Perhaps the U.S. administration is providing these positive signals of reengaging North Korea considering the fact that two decades of isolation and sanctions have done little to cause DPRK’s collapse, of for that matter stop its nuclear arming. This observation is rightly echoed by Leon V. Sigal, who, writing an essay in the September-October, 2011 issue of Foreign Affairs entitled “Negotiation can work with North Korea”, argues that there is hardly any reason for America to shrink from testing North Korea’s intentions face to face.
The history of birth of North Korea in the wake of World War II and subsequent enmity with the U.S. as seen in 1950-53 Korean War, which ended by signing an Armistice Agreement instead of any peace treaty reveal that roots of hostility have not been overcome as yet. Moreover, the recent ouster of Qaddafi regime in the name of humanitarian intervention has reinforced the added deterring value of nuclear weapons for the internationally-isolated North Koreans, who would be least inclined to dismantle their nuclear weapons under the present circumstances. The DPRK leadership still believes that Qaddafi would have survived the Arab turmoil exploited by U.S., UK and France, had it not abandoned the nuclear weapons program under the illusion of improving relations with the West.
Let us not forget that North Korea speeded up its nuclearization drive only after Clinton administration declined to live up its promises of ensuring supply of international assistance and required fuel for running North Korean economy.
Therefore, Leon V. Sigal further contends that it is unfair to overlook North Korea’s role in adhering to the Six-Party Accord reached in February, 2007 by shutting down its reactor with plutonium reprocessing facility at Yongbyong. According to him the long-term goal should be to exploit Pyongyong’s energy needs and chart a path to peace treaty.
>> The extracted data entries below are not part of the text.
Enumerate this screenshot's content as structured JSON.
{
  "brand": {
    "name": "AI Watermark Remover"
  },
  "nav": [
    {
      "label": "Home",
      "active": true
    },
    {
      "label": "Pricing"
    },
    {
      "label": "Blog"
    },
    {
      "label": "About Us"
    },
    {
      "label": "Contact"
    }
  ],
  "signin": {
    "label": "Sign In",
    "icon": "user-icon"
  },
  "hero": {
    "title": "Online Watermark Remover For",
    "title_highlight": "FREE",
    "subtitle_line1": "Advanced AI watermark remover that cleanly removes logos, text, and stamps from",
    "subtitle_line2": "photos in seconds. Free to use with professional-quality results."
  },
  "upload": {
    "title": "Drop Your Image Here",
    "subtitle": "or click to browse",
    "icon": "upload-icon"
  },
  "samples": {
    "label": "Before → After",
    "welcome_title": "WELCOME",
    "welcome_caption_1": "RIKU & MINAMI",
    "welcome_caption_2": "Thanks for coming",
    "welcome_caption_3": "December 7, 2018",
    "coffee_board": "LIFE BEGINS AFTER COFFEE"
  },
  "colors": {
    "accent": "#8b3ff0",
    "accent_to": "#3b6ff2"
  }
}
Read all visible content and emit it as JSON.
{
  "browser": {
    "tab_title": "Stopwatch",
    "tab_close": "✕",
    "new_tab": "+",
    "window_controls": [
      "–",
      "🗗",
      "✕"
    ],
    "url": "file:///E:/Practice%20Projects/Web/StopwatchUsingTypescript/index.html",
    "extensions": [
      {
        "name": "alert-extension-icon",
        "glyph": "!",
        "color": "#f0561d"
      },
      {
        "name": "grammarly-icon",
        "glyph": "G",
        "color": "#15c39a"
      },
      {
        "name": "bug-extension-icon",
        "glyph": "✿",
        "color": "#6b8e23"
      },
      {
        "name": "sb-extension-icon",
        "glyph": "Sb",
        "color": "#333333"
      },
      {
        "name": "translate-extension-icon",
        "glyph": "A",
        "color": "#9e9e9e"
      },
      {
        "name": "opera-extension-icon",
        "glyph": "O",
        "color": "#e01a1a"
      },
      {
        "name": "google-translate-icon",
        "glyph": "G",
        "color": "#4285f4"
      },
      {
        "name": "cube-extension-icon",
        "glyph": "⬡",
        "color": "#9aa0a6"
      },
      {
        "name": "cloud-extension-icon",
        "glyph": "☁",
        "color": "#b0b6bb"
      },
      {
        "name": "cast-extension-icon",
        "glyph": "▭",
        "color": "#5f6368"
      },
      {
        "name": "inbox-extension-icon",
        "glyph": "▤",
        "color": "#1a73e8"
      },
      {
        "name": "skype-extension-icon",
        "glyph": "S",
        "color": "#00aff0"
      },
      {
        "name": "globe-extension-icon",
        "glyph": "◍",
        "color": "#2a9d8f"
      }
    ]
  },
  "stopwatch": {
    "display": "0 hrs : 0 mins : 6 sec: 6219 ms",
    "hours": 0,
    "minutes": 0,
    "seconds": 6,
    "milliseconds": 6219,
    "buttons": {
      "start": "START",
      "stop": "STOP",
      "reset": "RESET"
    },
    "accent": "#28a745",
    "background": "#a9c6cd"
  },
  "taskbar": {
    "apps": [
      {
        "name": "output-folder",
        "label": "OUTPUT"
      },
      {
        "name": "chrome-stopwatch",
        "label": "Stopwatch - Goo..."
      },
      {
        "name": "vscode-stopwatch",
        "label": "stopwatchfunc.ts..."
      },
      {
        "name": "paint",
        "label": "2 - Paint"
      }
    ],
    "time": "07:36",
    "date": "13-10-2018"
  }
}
It is appropriate for both U.S. and North Korea to recall their Joint Communique of 12 October, 2000 that said ”neither government would have hostile intent toward the other”. It also confirmed “the commitment of both governments to make every effort in the future to build a new relationship free from past enmity”.
The stalled negotiations on North Korea’s nuclear program followed by the country’s growing international isolation also could not resume as the government of Lee Myung-bak in South Korea came to power in 2008 with determination to deal with the northern neighbor showing least flexibility. The inter-Korean relations were so strained that in 2010 two events took place that set alarm bells around the region. In March that year North Korea torpedoed South Korean naval vessel killing 45 sailors and in November, 2010 there was military attack launched on Island ruled by South Korea. Further military escalation would have been catastrophic considering decade-long hostility between the two Koreas.
The destabilization in the Korean peninsula would directly impact Nepal’s remittance-dominated economy because for its workers South Korea has become a favored labor destination since the signing of Nepal-South Korea Agreement under Employment Permit Scheme. Thousands of Nepalese workers have been provided employment in South Korea and the quota granted from the host country has been increasing in the most recent years. In view of this reality too the nuclear standoff in the Korean peninsula requires to be resolved sooner rather later, which would further create congenial atmosphere to establish peace in the volatile region of the world.